- CPU time is the time code spends running on the CPU, and can be divided into two categories:
- User time, or time spent in user-space.
- System (or privileged) time, or time spent in kernel-space.
- The run queue is the list of runnable process: the tasks that are either currently running or are ready to run.
- I/O wait is the time spent by a task waiting for I/O to complete. As a task isn't runnable in this state, the Operating systems is free to schedule other work.
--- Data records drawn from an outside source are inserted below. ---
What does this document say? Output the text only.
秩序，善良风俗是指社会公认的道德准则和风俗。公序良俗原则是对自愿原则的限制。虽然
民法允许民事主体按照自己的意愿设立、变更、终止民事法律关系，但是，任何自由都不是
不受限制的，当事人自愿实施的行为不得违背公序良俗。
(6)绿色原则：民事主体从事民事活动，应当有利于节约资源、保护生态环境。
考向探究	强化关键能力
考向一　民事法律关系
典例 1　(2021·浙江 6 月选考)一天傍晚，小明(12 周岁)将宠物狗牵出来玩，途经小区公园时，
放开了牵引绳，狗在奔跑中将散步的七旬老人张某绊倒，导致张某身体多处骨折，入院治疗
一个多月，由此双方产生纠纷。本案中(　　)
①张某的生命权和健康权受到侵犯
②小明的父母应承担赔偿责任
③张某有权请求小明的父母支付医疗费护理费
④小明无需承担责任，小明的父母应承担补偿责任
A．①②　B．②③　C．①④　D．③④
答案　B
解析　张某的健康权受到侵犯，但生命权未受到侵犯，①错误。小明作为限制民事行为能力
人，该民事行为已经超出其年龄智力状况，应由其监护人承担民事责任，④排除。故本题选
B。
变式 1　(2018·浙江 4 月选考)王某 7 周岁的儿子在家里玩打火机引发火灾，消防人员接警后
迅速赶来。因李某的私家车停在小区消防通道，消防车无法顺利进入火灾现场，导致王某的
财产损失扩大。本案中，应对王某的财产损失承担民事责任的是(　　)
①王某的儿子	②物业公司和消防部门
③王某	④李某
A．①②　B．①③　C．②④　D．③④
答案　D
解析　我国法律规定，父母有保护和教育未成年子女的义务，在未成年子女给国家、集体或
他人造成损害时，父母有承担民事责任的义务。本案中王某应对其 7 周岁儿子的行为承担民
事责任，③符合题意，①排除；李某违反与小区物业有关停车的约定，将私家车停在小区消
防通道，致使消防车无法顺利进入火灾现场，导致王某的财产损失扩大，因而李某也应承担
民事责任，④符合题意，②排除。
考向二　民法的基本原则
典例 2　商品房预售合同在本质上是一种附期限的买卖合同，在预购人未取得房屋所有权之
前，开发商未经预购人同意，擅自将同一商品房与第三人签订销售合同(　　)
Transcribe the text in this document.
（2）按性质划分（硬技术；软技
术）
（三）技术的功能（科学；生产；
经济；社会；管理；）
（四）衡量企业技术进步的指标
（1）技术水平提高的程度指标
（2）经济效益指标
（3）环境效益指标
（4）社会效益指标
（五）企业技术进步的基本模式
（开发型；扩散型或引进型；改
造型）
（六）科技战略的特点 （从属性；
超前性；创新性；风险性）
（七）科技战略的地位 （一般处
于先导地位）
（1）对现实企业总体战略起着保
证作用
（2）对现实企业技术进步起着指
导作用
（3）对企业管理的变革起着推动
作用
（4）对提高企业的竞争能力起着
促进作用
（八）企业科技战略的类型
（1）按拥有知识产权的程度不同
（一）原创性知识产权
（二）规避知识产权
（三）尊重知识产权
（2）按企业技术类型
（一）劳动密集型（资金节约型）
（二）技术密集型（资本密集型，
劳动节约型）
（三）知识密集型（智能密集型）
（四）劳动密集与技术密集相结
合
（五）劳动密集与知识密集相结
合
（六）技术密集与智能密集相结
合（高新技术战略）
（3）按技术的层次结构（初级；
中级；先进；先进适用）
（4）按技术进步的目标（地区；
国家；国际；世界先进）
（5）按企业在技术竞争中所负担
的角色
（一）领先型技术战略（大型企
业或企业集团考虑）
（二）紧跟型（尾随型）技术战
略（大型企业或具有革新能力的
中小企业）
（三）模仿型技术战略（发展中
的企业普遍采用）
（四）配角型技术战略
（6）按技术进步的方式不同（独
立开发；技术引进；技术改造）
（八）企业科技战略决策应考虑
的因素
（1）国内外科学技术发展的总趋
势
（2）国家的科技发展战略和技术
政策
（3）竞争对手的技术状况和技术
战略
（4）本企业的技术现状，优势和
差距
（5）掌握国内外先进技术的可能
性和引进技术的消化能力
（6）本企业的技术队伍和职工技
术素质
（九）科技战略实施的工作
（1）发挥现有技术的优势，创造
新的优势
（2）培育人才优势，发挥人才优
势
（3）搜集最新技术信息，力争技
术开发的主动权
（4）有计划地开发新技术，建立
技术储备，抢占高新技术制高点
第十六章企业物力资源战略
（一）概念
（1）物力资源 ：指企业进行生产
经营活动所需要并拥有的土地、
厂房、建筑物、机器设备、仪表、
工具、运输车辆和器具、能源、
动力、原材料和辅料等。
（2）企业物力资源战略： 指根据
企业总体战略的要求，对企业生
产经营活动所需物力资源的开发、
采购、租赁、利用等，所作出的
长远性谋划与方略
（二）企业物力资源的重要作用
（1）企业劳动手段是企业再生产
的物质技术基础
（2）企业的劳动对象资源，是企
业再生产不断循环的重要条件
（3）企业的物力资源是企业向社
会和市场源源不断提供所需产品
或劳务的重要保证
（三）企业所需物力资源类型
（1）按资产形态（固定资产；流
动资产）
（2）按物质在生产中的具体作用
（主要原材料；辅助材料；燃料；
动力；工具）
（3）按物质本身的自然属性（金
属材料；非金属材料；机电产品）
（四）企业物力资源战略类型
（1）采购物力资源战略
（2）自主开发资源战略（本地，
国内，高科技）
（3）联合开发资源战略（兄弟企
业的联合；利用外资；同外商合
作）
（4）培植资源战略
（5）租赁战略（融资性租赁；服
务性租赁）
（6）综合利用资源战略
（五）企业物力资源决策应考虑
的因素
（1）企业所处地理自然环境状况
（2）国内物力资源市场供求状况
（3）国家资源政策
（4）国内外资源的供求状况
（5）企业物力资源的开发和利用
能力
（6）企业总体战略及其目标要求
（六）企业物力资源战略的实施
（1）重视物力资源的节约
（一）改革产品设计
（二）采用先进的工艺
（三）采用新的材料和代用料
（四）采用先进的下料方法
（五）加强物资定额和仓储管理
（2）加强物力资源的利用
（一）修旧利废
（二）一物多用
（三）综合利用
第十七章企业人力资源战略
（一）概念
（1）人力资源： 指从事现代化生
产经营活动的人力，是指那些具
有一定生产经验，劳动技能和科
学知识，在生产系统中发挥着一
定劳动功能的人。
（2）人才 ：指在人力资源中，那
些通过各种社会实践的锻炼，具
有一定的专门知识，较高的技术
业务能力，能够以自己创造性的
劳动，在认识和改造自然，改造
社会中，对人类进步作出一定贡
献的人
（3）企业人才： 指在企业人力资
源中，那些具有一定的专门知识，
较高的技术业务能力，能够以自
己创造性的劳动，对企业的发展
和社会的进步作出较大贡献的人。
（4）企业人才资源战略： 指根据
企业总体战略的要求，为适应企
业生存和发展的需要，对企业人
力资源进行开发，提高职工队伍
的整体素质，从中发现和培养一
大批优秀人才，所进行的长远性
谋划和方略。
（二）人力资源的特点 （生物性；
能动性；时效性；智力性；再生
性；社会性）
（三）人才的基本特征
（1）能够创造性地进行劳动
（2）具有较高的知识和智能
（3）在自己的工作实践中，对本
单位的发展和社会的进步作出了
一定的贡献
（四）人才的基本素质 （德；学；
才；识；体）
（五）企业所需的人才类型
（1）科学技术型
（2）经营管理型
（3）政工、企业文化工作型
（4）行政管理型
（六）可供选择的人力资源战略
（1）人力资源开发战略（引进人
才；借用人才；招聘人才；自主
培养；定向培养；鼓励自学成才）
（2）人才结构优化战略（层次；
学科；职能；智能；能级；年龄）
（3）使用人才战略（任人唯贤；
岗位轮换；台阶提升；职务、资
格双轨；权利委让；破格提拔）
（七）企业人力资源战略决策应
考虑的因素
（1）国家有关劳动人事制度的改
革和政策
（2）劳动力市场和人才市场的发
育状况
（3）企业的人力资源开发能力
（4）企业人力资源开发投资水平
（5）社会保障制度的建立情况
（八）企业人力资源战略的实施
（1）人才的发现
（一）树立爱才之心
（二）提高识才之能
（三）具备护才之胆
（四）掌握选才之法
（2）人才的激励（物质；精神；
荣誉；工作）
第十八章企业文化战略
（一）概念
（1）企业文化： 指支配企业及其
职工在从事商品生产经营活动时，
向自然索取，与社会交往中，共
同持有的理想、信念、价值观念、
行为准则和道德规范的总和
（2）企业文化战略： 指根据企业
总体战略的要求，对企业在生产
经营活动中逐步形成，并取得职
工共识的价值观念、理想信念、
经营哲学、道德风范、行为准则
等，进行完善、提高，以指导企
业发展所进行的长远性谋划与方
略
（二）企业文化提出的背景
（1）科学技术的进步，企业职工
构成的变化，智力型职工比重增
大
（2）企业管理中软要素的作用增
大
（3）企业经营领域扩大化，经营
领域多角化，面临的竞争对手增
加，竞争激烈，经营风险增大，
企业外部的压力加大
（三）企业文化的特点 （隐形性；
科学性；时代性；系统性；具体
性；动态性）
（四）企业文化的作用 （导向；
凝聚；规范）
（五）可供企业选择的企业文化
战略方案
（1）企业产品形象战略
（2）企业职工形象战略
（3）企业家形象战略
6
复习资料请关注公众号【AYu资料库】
- High throughput may indicate insufficient buffering of disk operations, insufficient throughput of the underlying storage.
- This might be caused by swapping, where physical memory is exhausted and pages are moved to swap (or page file) space on persistent storage.
- Consider the ratio of read/write operations to read/written bytes. Low throughput may indicate a buffering issue: an application isn't reading or writing enough data.
- Virtual memory allows the OS to overcommit its physical memory in terms of allocations. This is ideal for desktop applications, where workloads tend to be bursty and context switching between multiple applications is commonplace, but is less well-suited to servers or containers dedicated to single workloads which generally use all of their allocated resources.
- A LAN's optimal load is considered around 40% (assuming multiple NICs are competing for the available bandwidth). Beyond this point the rate of collisions means the network is consumed mostly by Ethernet traffic.
Profilers may be either:
- Sampling, where they sample the currently executing function at regular intervals. While these have a relatively low overhead, they're prone to somewhat misrepresenting relative costs (e.g. always sampling when threads are in states where it's safe to sample the stack, or at an interval which misses a significant event). It's unlikely that this is a problem in practice, given a sufficiently large time window and small sampling interval.
- Instrumenting, where instrumentation is inserted directly into the application's code to record significant events. Whilst more intrusive and higher overhead, they can be more accurate (e.g. identifying functions inlined by JIT compilers).
Blocking function calls (e.g. performing
select on a socket) indicate time spent waiting for I/O may be excluded from some profilers' visualisations, since they don't actively prevent the OS from scheduling other tasks.
It's easier to identify lock contention and synchronisation issues in a timeline view across threads than viewing the call times of individual functions.
Types of test
- Response/operation/transaction time
Variance in results
- Student's t-test for p-value - the probability of a null hypothesis: that a baseline and specimen result are the same.
- a-value sets the arbitrary point at which a delta is considered statistically significant.
- statistical significance != statistical importance
Types of benchmarks
- Microbenchmarks test small units of program code, and may be useful for comparing algorithm implementations.
- Mesobenchmarks are a middle ground between micro- and macrobenchmarks, and include dependencies.
- Macrobenchmarks test within the full application.